David Marcus, ‘The Short Life and Long Afterlife of the Mass Tort Class Action’

… The mass tort class action’s story has abundant intrinsic interest, but it is worth telling for other reasons as well. First, its short life began and ended at a key moment in litigation history. The modern class action debuted during an era when the institutional footprint of private civil litigation expanded considerably. This development sparked a reaction, as critics faulted with increasing vehemence a perceived surfeit of judicial power exercised through the supervision of litigation. By the early 1990s, class action law and policy had become an important front in a larger war, fought over the right response to a basic query – how much weight can private civil litigation legitimately bear? The failure of the mass tort class action, coinciding with other developments, provided a more restrictive answer. Second, the episode has had a long afterlife, one that has continued to influence the law of complex litigation.

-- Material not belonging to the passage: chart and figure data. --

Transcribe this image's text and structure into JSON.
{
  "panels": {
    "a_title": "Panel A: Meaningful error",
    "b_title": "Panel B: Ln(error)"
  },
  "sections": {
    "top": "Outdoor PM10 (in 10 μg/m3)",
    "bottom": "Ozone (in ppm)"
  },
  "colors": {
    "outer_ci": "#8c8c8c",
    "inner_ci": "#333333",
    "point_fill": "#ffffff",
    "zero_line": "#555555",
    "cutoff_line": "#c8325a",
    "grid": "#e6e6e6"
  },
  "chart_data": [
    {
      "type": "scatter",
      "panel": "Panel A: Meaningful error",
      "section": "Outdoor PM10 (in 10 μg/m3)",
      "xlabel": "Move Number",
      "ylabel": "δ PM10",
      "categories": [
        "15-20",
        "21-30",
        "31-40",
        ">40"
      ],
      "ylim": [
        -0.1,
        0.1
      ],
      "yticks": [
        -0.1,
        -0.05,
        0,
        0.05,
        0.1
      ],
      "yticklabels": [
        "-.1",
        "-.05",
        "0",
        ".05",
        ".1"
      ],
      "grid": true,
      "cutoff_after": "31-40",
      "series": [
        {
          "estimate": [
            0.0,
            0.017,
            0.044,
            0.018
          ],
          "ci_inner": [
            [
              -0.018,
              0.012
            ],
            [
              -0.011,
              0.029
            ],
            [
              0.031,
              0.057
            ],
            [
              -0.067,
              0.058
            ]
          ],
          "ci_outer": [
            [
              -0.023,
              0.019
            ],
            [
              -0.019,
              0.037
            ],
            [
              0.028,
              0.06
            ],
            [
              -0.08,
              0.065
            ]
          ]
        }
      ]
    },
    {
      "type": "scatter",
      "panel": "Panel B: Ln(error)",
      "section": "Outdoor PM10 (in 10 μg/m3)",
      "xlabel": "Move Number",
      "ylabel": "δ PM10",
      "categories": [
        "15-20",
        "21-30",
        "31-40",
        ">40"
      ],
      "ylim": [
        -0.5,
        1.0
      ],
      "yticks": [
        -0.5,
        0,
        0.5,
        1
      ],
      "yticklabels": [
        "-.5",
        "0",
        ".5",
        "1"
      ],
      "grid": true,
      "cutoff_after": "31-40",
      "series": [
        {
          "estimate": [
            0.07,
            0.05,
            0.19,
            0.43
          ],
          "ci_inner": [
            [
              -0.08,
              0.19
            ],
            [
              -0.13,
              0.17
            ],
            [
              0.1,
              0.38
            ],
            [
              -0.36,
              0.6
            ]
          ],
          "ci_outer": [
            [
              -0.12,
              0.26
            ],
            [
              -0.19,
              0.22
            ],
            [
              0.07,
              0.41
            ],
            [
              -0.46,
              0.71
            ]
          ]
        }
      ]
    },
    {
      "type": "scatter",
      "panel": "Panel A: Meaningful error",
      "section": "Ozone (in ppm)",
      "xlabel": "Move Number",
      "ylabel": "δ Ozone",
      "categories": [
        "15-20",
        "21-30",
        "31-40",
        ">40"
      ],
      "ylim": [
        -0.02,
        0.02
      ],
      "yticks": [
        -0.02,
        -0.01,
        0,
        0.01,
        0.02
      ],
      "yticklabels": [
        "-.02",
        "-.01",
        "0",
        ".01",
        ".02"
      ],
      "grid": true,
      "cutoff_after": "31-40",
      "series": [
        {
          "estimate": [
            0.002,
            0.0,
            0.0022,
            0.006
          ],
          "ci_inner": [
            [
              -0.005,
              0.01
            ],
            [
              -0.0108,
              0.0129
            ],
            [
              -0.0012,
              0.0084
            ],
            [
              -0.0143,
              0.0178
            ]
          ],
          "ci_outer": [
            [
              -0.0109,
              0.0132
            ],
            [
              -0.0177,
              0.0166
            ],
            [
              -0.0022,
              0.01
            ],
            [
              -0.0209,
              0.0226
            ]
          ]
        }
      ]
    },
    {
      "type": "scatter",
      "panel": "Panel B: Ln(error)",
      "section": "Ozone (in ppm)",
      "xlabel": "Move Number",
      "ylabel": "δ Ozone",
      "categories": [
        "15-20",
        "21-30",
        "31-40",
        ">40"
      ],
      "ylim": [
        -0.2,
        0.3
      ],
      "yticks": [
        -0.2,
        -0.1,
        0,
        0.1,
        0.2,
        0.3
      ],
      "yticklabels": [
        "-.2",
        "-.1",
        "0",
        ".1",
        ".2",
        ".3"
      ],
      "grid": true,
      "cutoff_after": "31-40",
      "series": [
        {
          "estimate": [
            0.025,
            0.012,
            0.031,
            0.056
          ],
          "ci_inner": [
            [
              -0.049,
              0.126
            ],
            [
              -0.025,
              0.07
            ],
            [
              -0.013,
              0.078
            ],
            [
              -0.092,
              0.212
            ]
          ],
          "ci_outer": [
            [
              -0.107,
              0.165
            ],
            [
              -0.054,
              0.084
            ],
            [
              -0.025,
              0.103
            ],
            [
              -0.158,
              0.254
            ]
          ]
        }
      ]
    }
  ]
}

The mass tort class action contributed significantly to an important shift in the governing structure for the supervision of class action doctrine. This shift has insured that a restrictive legal regime regulates Rule 23’s administration. Part I describes the origins of the mass tort class action in the path-breaking decisions of two judicial mavericks in the early 1980s. Amchem’s story comes in Part II. Part III documents the lasting influence the mass tort episode has had on the governance of class action doctrine.

David Marcus, The Short Life and Long Afterlife of the Mass Tort Class Action, 165 University of Pennsylvania Law Review 1565 (2017).